Friday, 24 February 2006

Essential buildings for theologians

Here it is, folks—the final post in our “essential lists” series. This final post is by Stephen Cox, a theology graduate who is currently studying philosophy at Sydney University. Stephen is also a practicing architect with Szwaj+Cox Architects, so he’s the perfect person to contribute a list of “essential buildings.”

Another Aussie friend, Rory Shiner, will be posting a much fuller version of this list of buildings in a number of instalments. So for more details, check out his blog, Frankly, Mr Shankly. Anyway, here’s what Stephen has to say about buildings:

Just as one doesn’t need to have written, or even read, a systematic theology in order to have and to live by a theology, so every building has an idea, a raison d’être, and thus responds to Christianity in some way. Granted, there might be disagreement about the extent and importance of this response—but it is something that is at least worth noticing. An obvious but crucial point is that buildings are built by people, meaning that they reflect who we are (or were). Therefore as we look at any building—for example, at its style, layout, or budget—we can learn something about those who built it.

This list is an attempt to provide some insights into what is worth noticing about the built world around us, and why our buildings reflect who we are, and to what we aspire.

1. The Parthenon Athens, Greece. (built: 447-438BCE, architects: Iktinos and Kallikrates) Note: Beauty, Ancient Wisdom.

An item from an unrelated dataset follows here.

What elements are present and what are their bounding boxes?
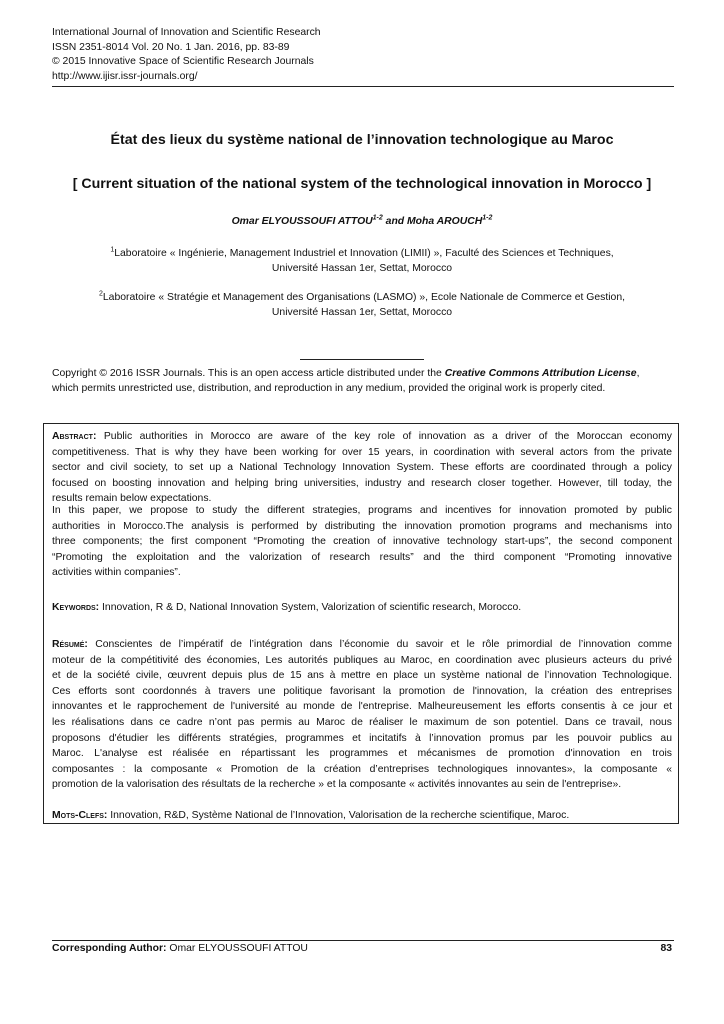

2. The Temple Mount, Jerusalem, Israel. (built: [temple] c.950BCE—destroyed 586BCE, 526BCE—destroyed 70CE [Dome of the Rock] 690CE) Note: Politics, Eschatology

3. The Pantheon, Rome, Italy (built: 25-27BCE destroyed 80CE, rebuilt c.125CE) Note: Beauty, Ancient Wisdom, Precedent

4. The Basilica of St Peter, Rome Italy (built: 1505-1615 architects: Giuliano da Sangallo, Donato Bramante, Raphael Sanzio, Antonio da Sangallo the younger, Michelangelo Buonarroti, etc) Note: Beauty, Politics, Precedent

5. Chartres Cathedral, Chartres, France (built: 1145-1220) Note: Beauty, Statement

6. Fallingwater, Bear Run, PA, USA (built: 1935-1937 architect: Frank Lloyd Wright) Note: Precedent

7. Basilica Santa Maria del Fiore , Florence, Italy (built: 1296-1436 architect Arnolfo di Cambio dome: 1429-1436 architect: Filippo Brunelleschi) Note: Technological Prowess, Beauty.

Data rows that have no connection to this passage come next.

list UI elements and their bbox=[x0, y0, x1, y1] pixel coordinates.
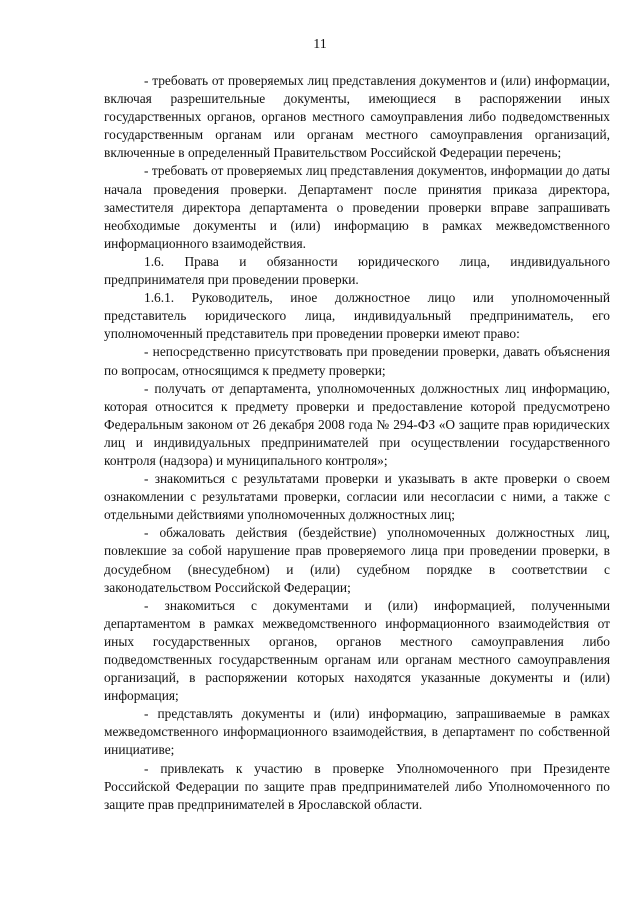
section-1-6-1: 1.6.1. Руководитель, иное должностное лицо или уполномоченный представитель юридического лица, индивидуальный предприниматель, его уполномоченный представитель при проведении проверки имеют право: bbox=[104, 290, 610, 342]
paragraph-request-before-inspection: - требовать от проверяемых лиц представления документов, информации до даты начала проведения проверки. Департамент после принятия приказа директора, заместителя директора департамента о проведении проверки вправе запрашивать необходимые документы и (или) информацию в рамках межведомственного информационного взаимодействия. bbox=[104, 163, 610, 251]
right-receive-information: - получать от департамента, уполномоченных должностных лиц информацию, которая относится к предмету проверки и предоставление которой предусмотрено Федеральным законом от 26 декабря 2008 года № 294-ФЗ «О защите прав юридических лиц и индивидуальных предпринимателей при осуществлении государственного контроля (надзора) и муниципального контроля»; bbox=[104, 380, 610, 468]
paragraph-request-documents: - требовать от проверяемых лиц представления документов и (или) информации, включая разрешительные документы, имеющиеся в распоряжении иных государственных органов, органов местного самоуправления либо подведомственных государственным органам или органам местного самоуправления организаций, включенные в определенный Правительством Российской Федерации перечень; bbox=[104, 73, 610, 161]
right-submit-documents: - представлять документы и (или) информацию, запрашиваемые в рамках межведомственного информационного взаимодействия, в департамент по собственной инициативе; bbox=[104, 706, 610, 758]
right-involve-ombudsman: - привлекать к участию в проверке Уполномоченного при Президенте Российской Федерации по защите прав предпринимателей либо Уполномоченного по защите прав предпринимателей в Ярославской области. bbox=[104, 760, 610, 812]
right-appeal-actions: - обжаловать действия (бездействие) уполномоченных должностных лиц, повлекшие за собой нарушение прав проверяемого лица при проведении проверки, в досудебном (внесудебном) и (или) судебном порядке в соответствии с законодательством Российской Федерации; bbox=[104, 525, 610, 595]
right-be-present: - непосредственно присутствовать при проведении проверки, давать объяснения по вопросам, относящимся к предмету проверки; bbox=[104, 344, 610, 378]
page-number: 11 bbox=[313, 37, 327, 52]
right-review-results: - знакомиться с результатами проверки и указывать в акте проверки о своем ознакомлении с результатами проверки, согласии или несогласии с ними, а также с отдельными действиями уполномоченных должностных лиц; bbox=[104, 471, 610, 523]
right-review-documents: - знакомиться с документами и (или) информацией, полученными департаментом в рамках межведомственного информационного взаимодействия от иных государственных органов, органов местного самоуправления либо подведомственных государственным органам или органам местного самоуправления организаций, в распоряжении которых находятся указанные документы и (или) информация; bbox=[104, 597, 610, 704]
section-heading-1-6: 1.6. Права и обязанности юридического лица, индивидуального предпринимателя при проведении проверки. bbox=[104, 253, 610, 288]
document-body bbox=[104, 72, 610, 814]
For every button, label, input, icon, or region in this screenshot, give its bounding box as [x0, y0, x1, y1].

8. Villa Capra , (La Rotunda) Vincenza ,Italy (built: 1566-1580 architect: Andrea Palladio) Note: Beauty, Statement, Precendent.

9. Tempieto San Pietro , (built: 1508- architect: Donato Bramante) Note: Beauty, Statement.

10. Chrysler Building, New York City, NY, USA (built 1928-1930 architect: William van Alen) Note: Precedent, Technological Prowess.

11. Sydney Opera House, Sydney, Australia (built: 1957-1973 architect: Jørn Utzon) Note: Beauty, Politics.

12. Pruitt-Igoe Housing Project, St Louis, Mi, USA (built:1951- architect: Minoru Yamasaki) Note: Statement, Modernism.

13. Zeppelintribune, Nuremburg, Germany (built: architect Albert Speer) Note: Statement, Politics.

14. The Alhambra, Granada, Spain (built: 1248-1354) Note: Beauty, Statement.

15. Casa Milà, Barcelona, Spain (built: 1905-1970 architect: Antonio Gaudi) Note: Beauty.

16. Barcelona Pavilion, Barcelona, Spain (built: 1929 architect: Mies van de Rohe) Note: Statement.

17. Wainwright Building , St Louis, MI, USA (built: 1891 architect: Dankmar Adler and Louis Sullivan) Note: Statement, Precedent.

18. Guggenheim Museum, Bilbao, Spain (built: 1997 architect: Frank Gehry) Note: Statement, Community Focus.

19. Taj Mahal, India (built 1631-1653) Note: Beauty, Statement.

20. Your House, Note: Statement. The type, style and form of your own residence, whether you own it or rent or whether you even have a house, is a product of the culture in which you live and also of your own personal decisions and circumstances. Have you thought about the house you live in? Why have you decided to live where you live? How important is housing in your life? How do you live in your house? What does your house say about you?